Some friends had sheep and, when he arrived home from work, he said, “There was a bummer lamb. You can’t (have) just one.”
One died, so the Fishers bought two.
As they learned more, they decided to breed sheep for sale as lambs. Natalie and Ashley became involved in the Chiloquin 4-H Sheep Club. Lori, a Chiloquin Elementary School first-grade teacher, uses wool for weaving. Brett, following the advice of an Oregon State University Extension agent, studied the Stockman Grass Farmer magazine for advice on pasture-raised meat products.
During the peak season, the family has about 20 adults and 30 lambs, including Targhee and Corriedale breeds, both known for their meat and wool. They pasture on the Fisher’s property and, some years, on neighboring lease land. Pastures are rotated with portable electric fences.
“I think it tastes better because you don’t get the grain flavor in the lambs,” Fisher said of pasture-raised meat. “It’s better for the lambs, it’s better for the pasture.”
The Fishers sell custom-cut-and-wrapped locker lambs and individual cuts directly, and from May to October they retail at the Saturday Klamath Falls Farmers’ Market. He said direct sales help them to “capture the retail price for the lamb.” The cost for a locker lamb, which produces 50 to 60 pounds of meat, is $225, including custom processing and delivery.
Unlike commercial lamb operations, which Fisher said breed for lambing in January or February, he controls breeding so that lambs are born in the more weather-friendly months of mid-March to late April. “We wait until the grass is growing in the pasture.”
The family chores are mostly divided between Brett and Natalie, a Chiloquin High School junior.
“Most of the time it’s a half-hour to an hour a day,” Brett said. “They’re not a lot of work.”
“They’re cool,” Natalie said of sheep. “They’re woolly, and they’re funny.
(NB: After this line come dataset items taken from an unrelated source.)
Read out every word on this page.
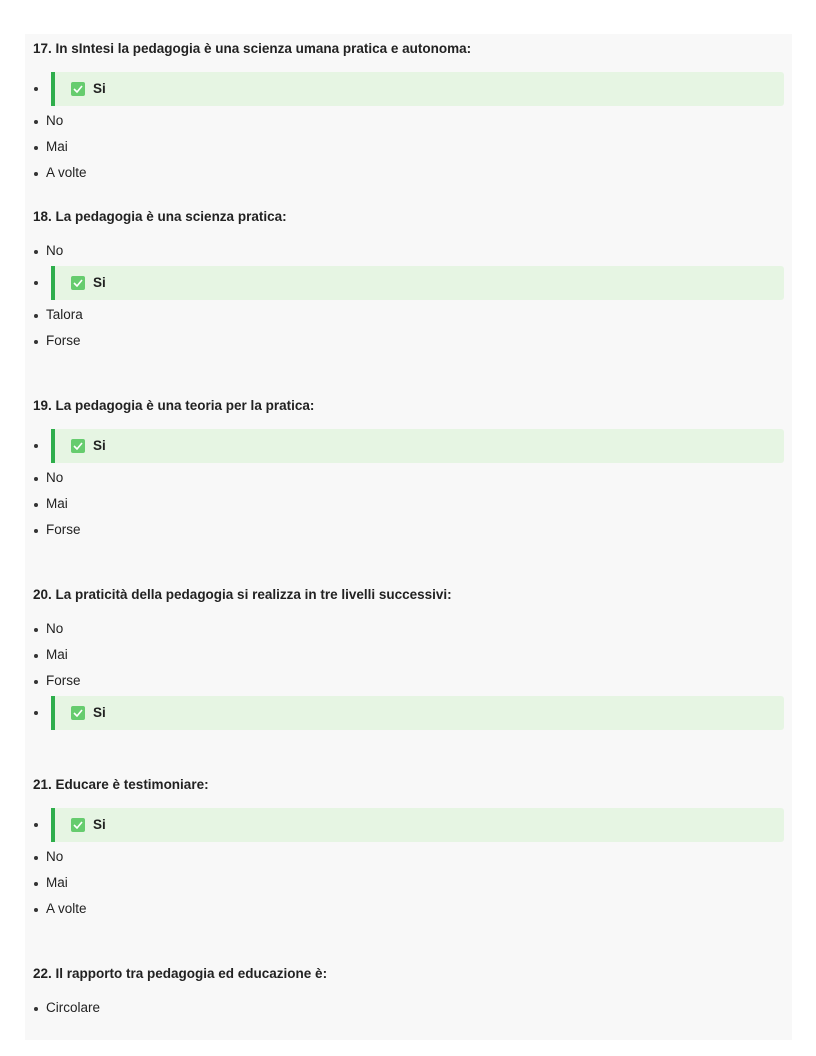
17. In sIntesi la pedagogia è una scienza umana pratica e autonoma:
Si
No
Mai
A volte
18. La pedagogia è una scienza pratica:
No
Si
Talora
Forse
19. La pedagogia è una teoria per la pratica:
Si
No
Mai
Forse
20. La praticità della pedagogia si realizza in tre livelli successivi:
No
Mai
Forse
Si
21. Educare è testimoniare:
Si
No
Mai
A volte
22. Il rapporto tra pedagogia ed educazione è:
Circolare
All of them have different characteristics.”
“A lot of people say sheep are dumb, but they’re not,” Brett said. “People think they’re dumb because sheep don’t do what the people want them to do, but that’s because they’re stubborn.”
Although they raise sheep, lamb isn’t a regular part of the Fisher family diet.
“Since it’s kind of like eating our money. We don’t have that much,” said Brett, who favors ground lamb meatballs, lamb burgers, chops and a seven-hour leg of lamb. The Fishers provide lamb recipes at the farmers’ market booth.
The Fishers name their ewes and ram, but not the lambs. Their oldest, including Gertie, are named for Lori’s cousins. The more recent additions, including Abraham and Isaac, were names plucked from the Bible.
“One thing about raising sheep is you understand the Bible stories better,” he says. “People and sheep have been together a long time.”